The Panthers will count on a defense that’s allowing the second-fewest yards and points per game (296.3 and 14.9, respectively). It’s also ranked second against the run, permitting just 84.9 yards on the ground per game and it has the second-most sacks in the league (45).
On offense, the Panthers can wear down the Saints’ defense with a rushing attack that’s averaging 129.4 yards per game. A Rams ground game averaging more than 14 yards fewer than that tore off 144 yards against New Orleans.
The Superdome version of the 2013 Saints matches up well with Carolina. The Saints who have gone 1-4 on the road since winning at Tampa Bay and Chicago early in the season won’t.

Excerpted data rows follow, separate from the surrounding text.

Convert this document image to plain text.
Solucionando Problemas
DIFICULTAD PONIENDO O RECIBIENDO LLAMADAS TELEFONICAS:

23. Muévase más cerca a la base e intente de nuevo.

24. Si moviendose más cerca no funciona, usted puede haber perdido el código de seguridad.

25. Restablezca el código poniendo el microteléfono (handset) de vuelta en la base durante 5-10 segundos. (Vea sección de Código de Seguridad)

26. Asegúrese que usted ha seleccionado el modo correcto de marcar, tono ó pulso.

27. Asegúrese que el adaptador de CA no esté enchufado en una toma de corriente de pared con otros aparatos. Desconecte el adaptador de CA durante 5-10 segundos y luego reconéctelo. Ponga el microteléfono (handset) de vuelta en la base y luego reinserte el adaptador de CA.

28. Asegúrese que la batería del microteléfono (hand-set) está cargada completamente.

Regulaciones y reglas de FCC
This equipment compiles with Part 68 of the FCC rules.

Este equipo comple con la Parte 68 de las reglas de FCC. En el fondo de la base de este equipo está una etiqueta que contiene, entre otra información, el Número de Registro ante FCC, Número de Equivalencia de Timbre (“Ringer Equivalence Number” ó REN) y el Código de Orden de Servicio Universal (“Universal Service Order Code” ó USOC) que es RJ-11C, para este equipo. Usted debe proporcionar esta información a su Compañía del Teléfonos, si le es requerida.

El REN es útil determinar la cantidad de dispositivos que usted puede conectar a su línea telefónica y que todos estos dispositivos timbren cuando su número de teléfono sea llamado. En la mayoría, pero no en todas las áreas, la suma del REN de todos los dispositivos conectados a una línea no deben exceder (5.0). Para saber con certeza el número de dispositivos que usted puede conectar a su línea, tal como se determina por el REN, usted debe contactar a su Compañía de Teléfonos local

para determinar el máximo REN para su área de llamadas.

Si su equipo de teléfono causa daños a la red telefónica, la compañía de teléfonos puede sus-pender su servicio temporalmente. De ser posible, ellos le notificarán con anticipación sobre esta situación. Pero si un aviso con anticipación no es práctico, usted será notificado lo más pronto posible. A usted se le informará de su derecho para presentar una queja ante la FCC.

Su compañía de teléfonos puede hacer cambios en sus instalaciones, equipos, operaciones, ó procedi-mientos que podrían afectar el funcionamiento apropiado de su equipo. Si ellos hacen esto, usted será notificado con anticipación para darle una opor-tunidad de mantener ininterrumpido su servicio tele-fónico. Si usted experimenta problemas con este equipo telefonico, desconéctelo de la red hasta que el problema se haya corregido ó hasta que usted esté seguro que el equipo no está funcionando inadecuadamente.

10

At the Superdome, Brees is completing 71.9 percent of his passes. He’s thrown for 350.6 yards per game, 23 touchdowns and three interceptions, posting a passer rating of 120.1.
To compare, the 112.9 rating owned by the Denver Broncos’ Peyton Manning through 14 games is tops in the NFL.
The ground attack and defense thrive equally in the Dome, where the Saints are plus-5 in turnover differential. The Saints get 104.3 rushing yards per game at home, and they score 32.8 points per game there.
The defense has compiled 26 sacks and 12 takeaways, holding opponents to 156.7 passing yards, 96.4 rushing yards, 267.4 total yards and 15.4 points per game.
But on the road, the Saints are minus-5 in turnover differential. Brees has completed 64.5 percent of his passes; has thrown for 292.3 yards per game, 11 TDs and seven picks; and has posted a passer rating that’s 32.2 points lower than the one he’s got at home.
Each away game, the Saints have been getting 30.2 fewer ground yards and 14.4 fewer points. Their defense on the road has gotten nine fewer sacks, seven fewer takeaways and given up 90.7 more total yards per game.
“Obviously, we’re currently 3-4 on the road this season. That’s something that is below average,” coach Sean Payton said this week. “I think it’s important that we have a good plan going in and are able to handle the challenges of noise, weather — whatever it is, we’re going to be tested with it.”
Saints linebacker Curtis Lofton said his team has emphasized having “energy from ... play one” on the road. In its past two away games, New Orleans has helplessly watched Seattle and St. Louis race to 17-0 leads.
“You can’t play catch-up football, and I feel like that is what we have been doing on the road,” said Lofton. “We have to come out and start fast — not only start fast, but we have to finish strong. We have to do that against Carolina.”